Trente-deux ans après, le père attend toujours une indemnisation

Voilà maintenant plus de trente-deux ans qu’a eu le drame de l’explosion d’une mine antipersonnel qui, pour rappel, a emporté six petits enfants au douar Chehaoura Bouzegza, dans la commune de Malaâb, au nord-ouest de Tissemsilt. Toutefois, après toute cette période et à cause de certaines pratiques à l’origine d’une décadence inévitable, le citoyen demeure la grande victime. Ainsi, le cas de la petite Fatma Baghalia, âgée à l’époque de cinq ans, n’a encore pas trouvé une solution.  Son père, Baghalia Mohamed, a frappé à toutes les portes pour une hypothétique indemnisation, mais en vain.

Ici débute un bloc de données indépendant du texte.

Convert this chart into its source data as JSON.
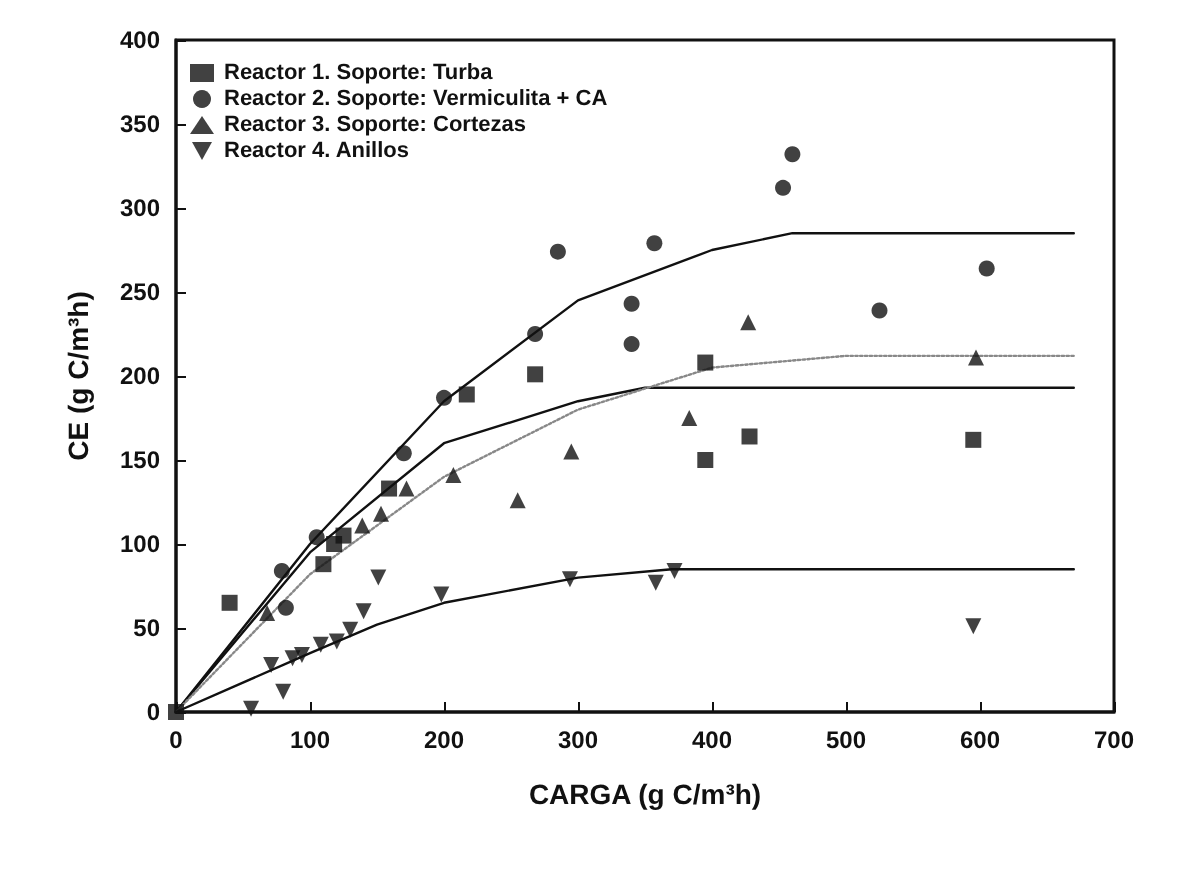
{
  "chart_data": {
    "type": "scatter",
    "xlabel": "CARGA (g C/m³h)",
    "ylabel": "CE (g C/m³h)",
    "xlim": [
      0,
      700
    ],
    "xticks": [
      0,
      100,
      200,
      300,
      400,
      500,
      600,
      700
    ],
    "ylim": [
      0,
      400
    ],
    "yticks": [
      0,
      50,
      100,
      150,
      200,
      250,
      300,
      350,
      400
    ],
    "grid": false,
    "legend": "top left",
    "series": [
      {
        "name": "Reactor 1. Soporte: Turba",
        "color": "#111111",
        "marker": "square",
        "x": [
          0,
          40,
          110,
          118,
          125,
          159,
          217,
          268,
          395,
          395,
          428,
          595
        ],
        "values": [
          0,
          65,
          88,
          100,
          105,
          133,
          189,
          201,
          208,
          150,
          164,
          162
        ]
      },
      {
        "name": "Reactor 2. Soporte: Vermiculita + CA",
        "color": "#111111",
        "marker": "circle",
        "x": [
          82,
          79,
          105,
          170,
          200,
          268,
          285,
          340,
          340,
          357,
          453,
          460,
          525,
          605
        ],
        "values": [
          62,
          84,
          104,
          154,
          187,
          225,
          274,
          243,
          219,
          279,
          312,
          332,
          239,
          264
        ]
      },
      {
        "name": "Reactor 3. Soporte: Cortezas",
        "color": "#111111",
        "marker": "triangle",
        "x": [
          68,
          139,
          153,
          172,
          207,
          255,
          295,
          383,
          427,
          597
        ],
        "values": [
          59,
          111,
          118,
          133,
          141,
          126,
          155,
          175,
          232,
          211
        ]
      },
      {
        "name": "Reactor 4. Anillos",
        "color": "#111111",
        "marker": "triangle-down",
        "x": [
          56,
          80,
          71,
          87,
          94,
          108,
          120,
          130,
          140,
          151,
          198,
          294,
          358,
          372,
          595
        ],
        "values": [
          2,
          12,
          28,
          32,
          34,
          40,
          42,
          49,
          60,
          80,
          70,
          79,
          77,
          84,
          51
        ]
      },
      {
        "type": "line",
        "color": "#111111",
        "line_style": "solid",
        "marker": "none",
        "x": [
          0,
          100,
          200,
          300,
          400,
          460,
          670
        ],
        "values": [
          0,
          100,
          185,
          245,
          275,
          285,
          285
        ]
      },
      {
        "type": "line",
        "color": "#111111",
        "line_style": "solid",
        "marker": "none",
        "x": [
          0,
          100,
          200,
          300,
          350,
          670
        ],
        "values": [
          0,
          95,
          160,
          185,
          193,
          193
        ]
      },
      {
        "type": "line",
        "color": "#888888",
        "line_style": "dotted",
        "marker": "none",
        "x": [
          0,
          100,
          200,
          300,
          400,
          500,
          670
        ],
        "values": [
          0,
          82,
          140,
          180,
          205,
          212,
          212
        ]
      },
      {
        "type": "line",
        "color": "#111111",
        "line_style": "solid",
        "marker": "none",
        "x": [
          0,
          100,
          150,
          200,
          300,
          370,
          670
        ],
        "values": [
          0,
          35,
          52,
          65,
          80,
          85,
          85
        ]
      }
    ]
  }
}
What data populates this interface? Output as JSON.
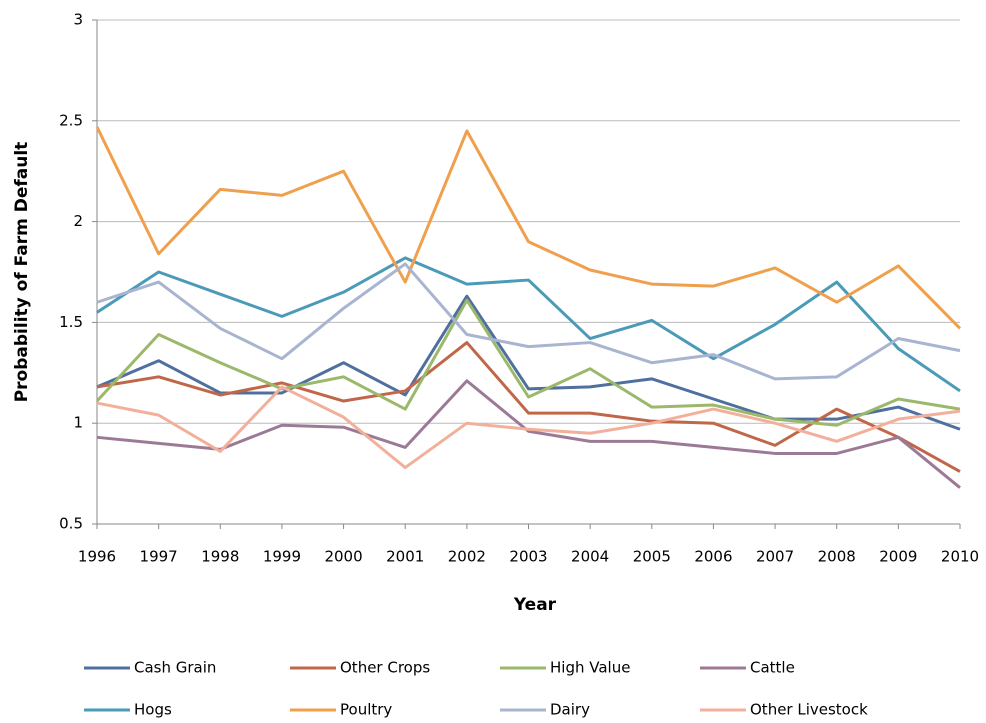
{
  "chart_data": {
    "type": "line",
    "x_label": "Year",
    "y_label": "Probability of Farm Default",
    "categories": [
      "1996",
      "1997",
      "1998",
      "1999",
      "2000",
      "2001",
      "2002",
      "2003",
      "2004",
      "2005",
      "2006",
      "2007",
      "2008",
      "2009",
      "2010"
    ],
    "series": [
      {
        "name": "Cash Grain",
        "color": "#4f6f9e",
        "values": [
          1.18,
          1.31,
          1.15,
          1.15,
          1.3,
          1.14,
          1.63,
          1.17,
          1.18,
          1.22,
          1.12,
          1.02,
          1.02,
          1.08,
          0.97
        ]
      },
      {
        "name": "Other Crops",
        "color": "#c0674a",
        "values": [
          1.18,
          1.23,
          1.14,
          1.2,
          1.11,
          1.16,
          1.4,
          1.05,
          1.05,
          1.01,
          1.0,
          0.89,
          1.07,
          0.93,
          0.76
        ]
      },
      {
        "name": "High Value",
        "color": "#9cb86b",
        "values": [
          1.11,
          1.44,
          1.3,
          1.17,
          1.23,
          1.07,
          1.61,
          1.13,
          1.27,
          1.08,
          1.09,
          1.02,
          0.99,
          1.12,
          1.07
        ]
      },
      {
        "name": "Cattle",
        "color": "#9c7a96",
        "values": [
          0.93,
          0.9,
          0.87,
          0.99,
          0.98,
          0.88,
          1.21,
          0.96,
          0.91,
          0.91,
          0.88,
          0.85,
          0.85,
          0.93,
          0.68
        ]
      },
      {
        "name": "Hogs",
        "color": "#4a9ab8",
        "values": [
          1.55,
          1.75,
          1.64,
          1.53,
          1.65,
          1.82,
          1.69,
          1.71,
          1.42,
          1.51,
          1.32,
          1.49,
          1.7,
          1.37,
          1.16
        ]
      },
      {
        "name": "Poultry",
        "color": "#f0a04d",
        "values": [
          2.47,
          1.84,
          2.16,
          2.13,
          2.25,
          1.7,
          2.45,
          1.9,
          1.76,
          1.69,
          1.68,
          1.77,
          1.6,
          1.78,
          1.47
        ]
      },
      {
        "name": "Dairy",
        "color": "#a8b4d0",
        "values": [
          1.6,
          1.7,
          1.47,
          1.32,
          1.57,
          1.79,
          1.44,
          1.38,
          1.4,
          1.3,
          1.34,
          1.22,
          1.23,
          1.42,
          1.36
        ]
      },
      {
        "name": "Other Livestock",
        "color": "#f2b09b",
        "values": [
          1.1,
          1.04,
          0.86,
          1.18,
          1.03,
          0.78,
          1.0,
          0.97,
          0.95,
          1.0,
          1.07,
          1.0,
          0.91,
          1.02,
          1.06
        ]
      }
    ],
    "ylim": [
      0.5,
      3
    ],
    "yticks": [
      0.5,
      1,
      1.5,
      2,
      2.5,
      3
    ],
    "grid": true,
    "legend": "bottom"
  }
}
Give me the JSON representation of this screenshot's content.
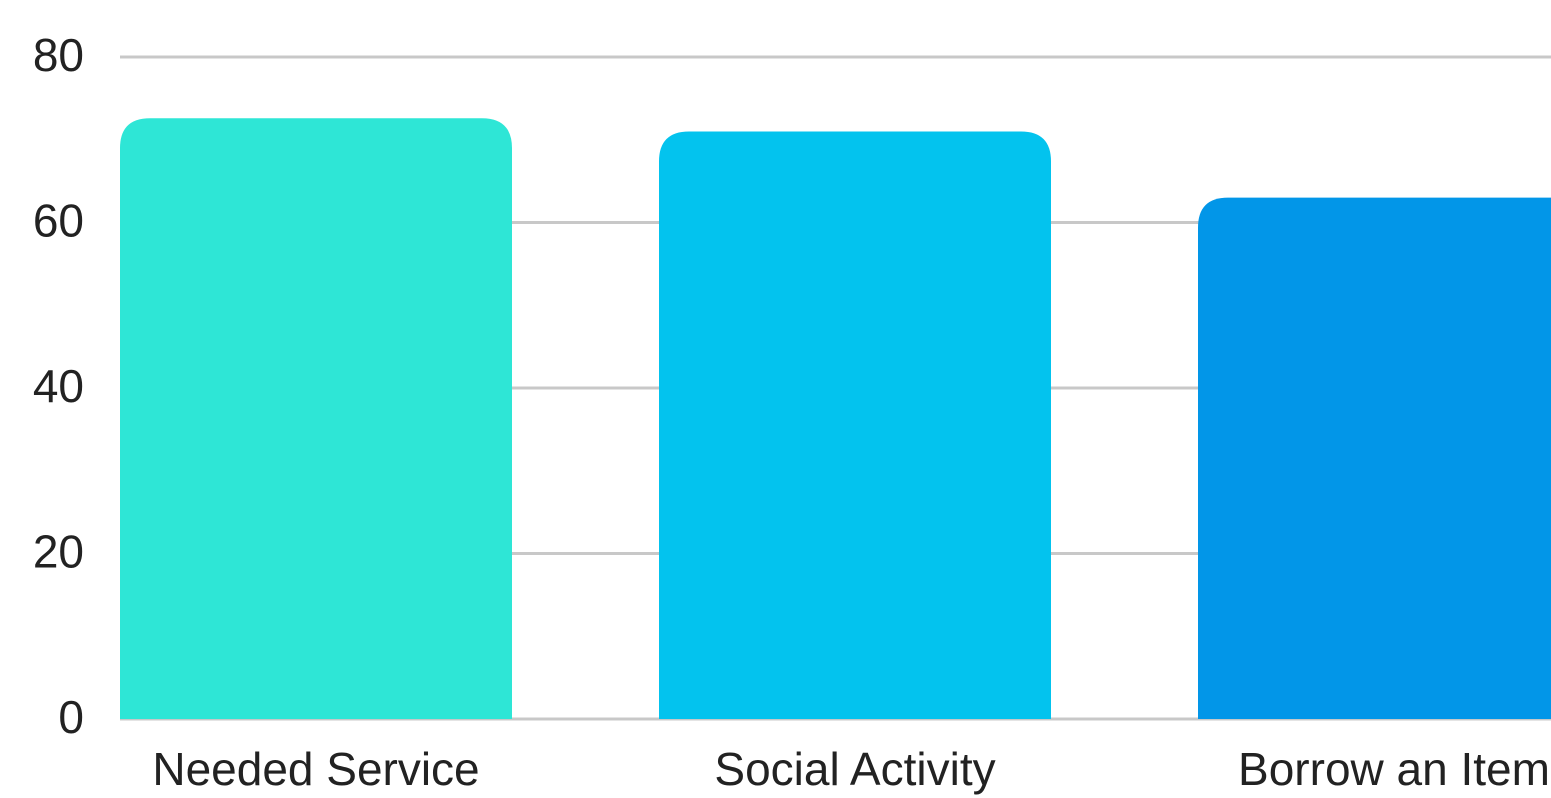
{
  "chart_data": {
    "type": "bar",
    "categories": [
      "Needed Service",
      "Social Activity",
      "Borrow an Item"
    ],
    "values": [
      72.6,
      71,
      63
    ],
    "colors": [
      "#2ee6d6",
      "#03c3ee",
      "#0296e8"
    ],
    "ylim": [
      0,
      80
    ],
    "yticks": [
      0,
      20,
      40,
      60,
      80
    ],
    "grid": true
  }
}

Il déclare qu’à défaut de conscience et de valeurs sociales, il ne pourra se voir, un jour, dédommagé après la perte de sa fille Fatma.  Le 21 juin 1980, elle jouait avec ses cousins et ne se doutait pas que l’engin avec lequel ils s’amusaient allait faire d’eux des victimes et endeuiller leurs familles.  Mohamed précise, dans une énième lettre d’intervention adressée au département du ministère des Moudjahidine, Direction des pensions et ayants droit que le décès de sa fille ne prête à aucun équivoque. Des procès-verbaux et des constats des services de sécurité et médicaux confirment le décès suite à l’explosion de la mine. Malgré cela, le père de la petite Fatma n’a pas été dédommagé comme ce fut le cas pour les autres victimes. Ce père désespéré veut que justice soit faite.  Une raison pour laquelle il persiste, depuis trente-deux ans, à réclamer son droit. Il interpelle, une fois encore, les responsables et les parties concernés afin de le rétablir dans ses droits bafoués par une bureaucratie discriminatoire et criarde.